The new study showed that APG101 can inhibit apoptosis in erythrocyte precursor cells and improve their overall proliferation rate. The drug increased the number of burst-forming unit-erythroid (BFU-E) progenitors in samples from MDS patients with low BFU-E numbers at baseline.
“APG101 added to cellular assays efficiently rescued the growth of erythroid progenitors in MDS patients harboring a profound defect of erythropoiesis, independent of the expression level of CD95 or CD95 ligand,” said Michaela Fontenay, MD, PhD, of the Institut Cochin in Paris, France.
Dr Fontenay and her colleagues described these results in Oncotarget. The research was funded by Apogenix, the company developing APG101.
By comparing bone marrow samples from MDS patients and healthy control subjects, the researchers found that CD95, but not CD95 ligand, was overexpressed in patients with lower-risk MDS.
Further analysis revealed that a patient’s CD95 expression level at diagnosis could predict response to an ESA. Specifically, CD95 overexpression was predictive of a lower response rate to ESAs in patients with low- or intermediate-1-risk MDS.
Next, the researchers tested bone marrow erythroid progenitors from 3 control subjects and 5 patients with MDS and found that CD95 expression increased during MDS erythroid progenitor amplification but remained lower in control cultures.
On day 5 of culture, the mean number of BFU-Es was significantly lower in MDS patient samples than in controls. And treatment with APG101 prompted a dose-dependent increase in BFU-E growth in MDS samples but not in controls.
When the researchers added APG101 (at 10 μg/mL) to the cultures over 7 days, they observed an improvement in the proliferation of erythroblasts but no significant effect on the kinetics of differentiation.
They also found that APG101 reduced apoptosis in immature precursors by 30% but had no effect on apoptosis in mature precursors.
Baseline BFU-E number affects response
The researchers then assessed the effects of APG101 in samples from 5 control subjects and 20 MDS patients with varying responses to ESAs and varying baseline levels of BFU-Es.
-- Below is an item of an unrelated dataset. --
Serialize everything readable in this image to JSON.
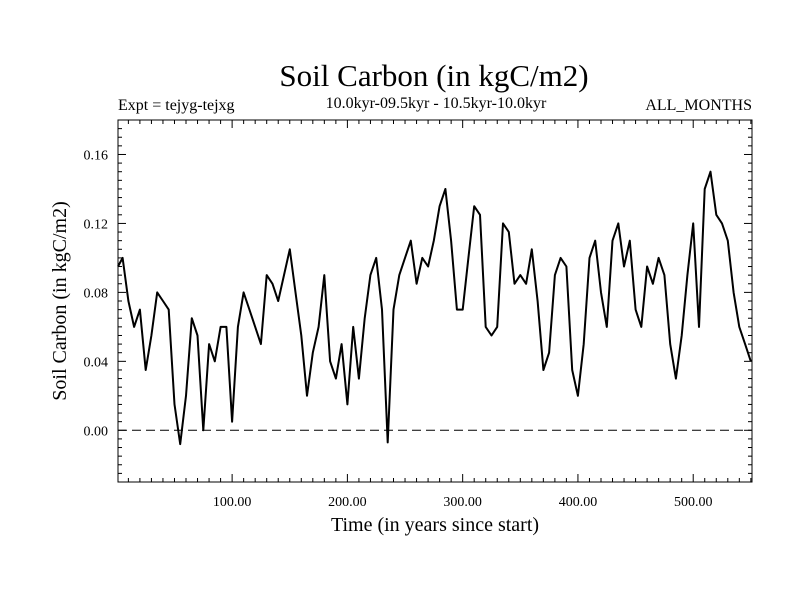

Fifteen of the MDS patients had a significantly lower number of baseline BFU-Es than controls (P=0.005), but 5 MDS patients had a mean number of BFU-Es that was comparable to controls (P=0.429). There was no significant difference in WHO classification or CD95 expression between the 2 groups of MDS patients (P=0.612).
However, 11 of the 15 patients with low erythropoiesis had received an ESA, and all of them were resistant to this treatment. In all, 15 of the MDS patients had received an ESA, and 14 were resistant to it (6 primary and 8 secondary).
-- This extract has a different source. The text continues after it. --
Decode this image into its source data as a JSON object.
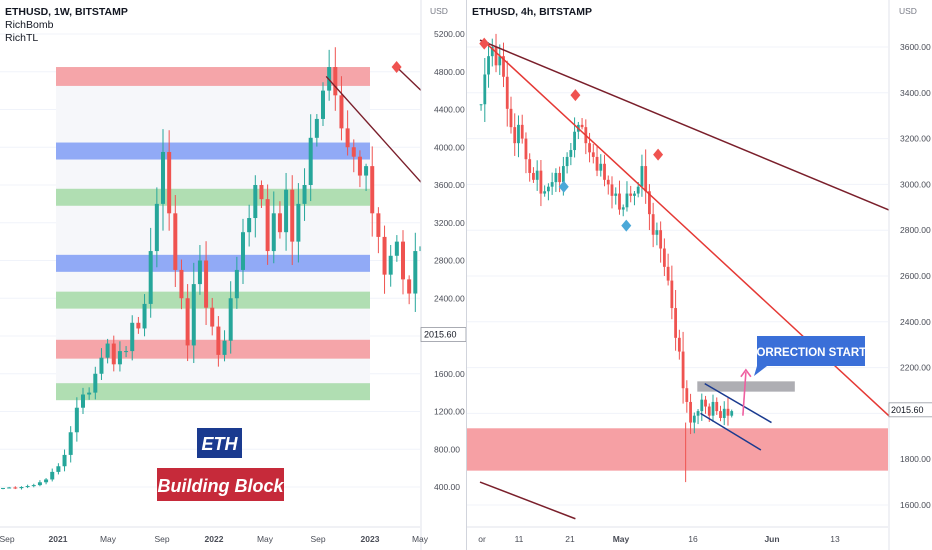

The researchers found that APG101 induced a dose-dependent increase of BFU-Es in samples from the 15 MDS patients with low erythropoiesis but not in samples from the 5 patients with normal erythropoiesis or in the control samples (P<0.001).
The team said that a low BFU-E number at baseline was significantly associated with in vitro response to APG101 among the 20 MDS patients (P=0.031) and the 14 ESA-resistant patients (P=0.027).
Further investigation confirmed that a low clonogenic progenitor number at baseline, but not the level of CD95 or CD95 ligand expression, was predictive of the response to APG101.
“This study provides a rationale for further clinical investigation of this potential new therapeutic option in patients with severely impaired erythropoiesis who are resistant to erythropoiesis-stimulating agents,” Dr Fontenay said.
Apogenix has conducted a phase 1 trial of APG101 in transfusion-dependent patients with low- to intermediate-1-risk MDS. The company expects the results of this trial will be available in the coming months.